Drum dancing has been a part of Inuit culture for decades. The songs (Pihit) have been passed down through generations and are the stories of hunting trips, hardships and celebration. Pamela Inuktalik and Nancy Kadlun, residents of Kugluktuk use this tool to keep themselves grounded and closer to their Elders.

Andrew Atatahak arrives from work to showcase his talent in Kugluktuk.
Rita Pigalak/NNSL photos

Nancy Kadlun, originally from Bathurst Inlet, moved to Kugluktuk over twenty years ago where she then found employment with the Elders Centre where the Brighter Futures Program took place.

“I always wanted to learn to drum and dance as a young girl but was always too shy, they danced at the Elder’s Centre, so with help from (my late father) Inuktalik, Martha Ayaligak and Niptanatiak I was able to learn.” said Nancy.

Pamela Inuktalik, originally from Uluhaktok, has made her home in Kugluktuk for many years now. Pamela began her drumming and dancing five years ago. It was important to her to learn the songs of our Elders, that is when she approached Nancy to teach her the songs and drumming of our people. “I miss my late father Inuktalik, I needed to learn these songs to keep me closer to him.” said Pamela.

The two together have drummed and danced since, helping to teach those who want to learn the traditions of our people. They recently took part instructing a Learn to Dance Session that was put on by the Parks Department in Kugluktuk.

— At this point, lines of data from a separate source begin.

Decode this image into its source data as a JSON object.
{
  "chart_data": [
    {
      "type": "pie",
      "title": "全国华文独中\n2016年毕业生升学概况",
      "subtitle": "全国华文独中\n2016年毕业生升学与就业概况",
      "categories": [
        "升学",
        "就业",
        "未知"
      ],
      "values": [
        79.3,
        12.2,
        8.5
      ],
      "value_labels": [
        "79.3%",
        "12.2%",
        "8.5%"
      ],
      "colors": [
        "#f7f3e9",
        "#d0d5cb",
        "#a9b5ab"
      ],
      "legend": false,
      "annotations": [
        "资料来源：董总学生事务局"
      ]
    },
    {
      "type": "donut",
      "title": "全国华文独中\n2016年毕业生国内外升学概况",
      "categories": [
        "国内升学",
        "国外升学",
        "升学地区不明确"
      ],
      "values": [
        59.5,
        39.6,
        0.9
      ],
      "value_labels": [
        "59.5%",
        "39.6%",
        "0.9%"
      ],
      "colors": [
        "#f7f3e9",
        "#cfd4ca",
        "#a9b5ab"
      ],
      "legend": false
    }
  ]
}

Jasmine Hikhaitok with baby in back picks up the drum without hesitation.
Pamela Inuktalik proudly displays her Pihik (song) book that was passed down to her by her late father.
Nancy Kadlun of Kugluktuk wears her beautiful Copper Inuit style outfit.
Young and old sit and sing together, from left, Mamie Oniak, Pamela Inuktalik, Priscilla Niptanatiak and Nancy Kadlun.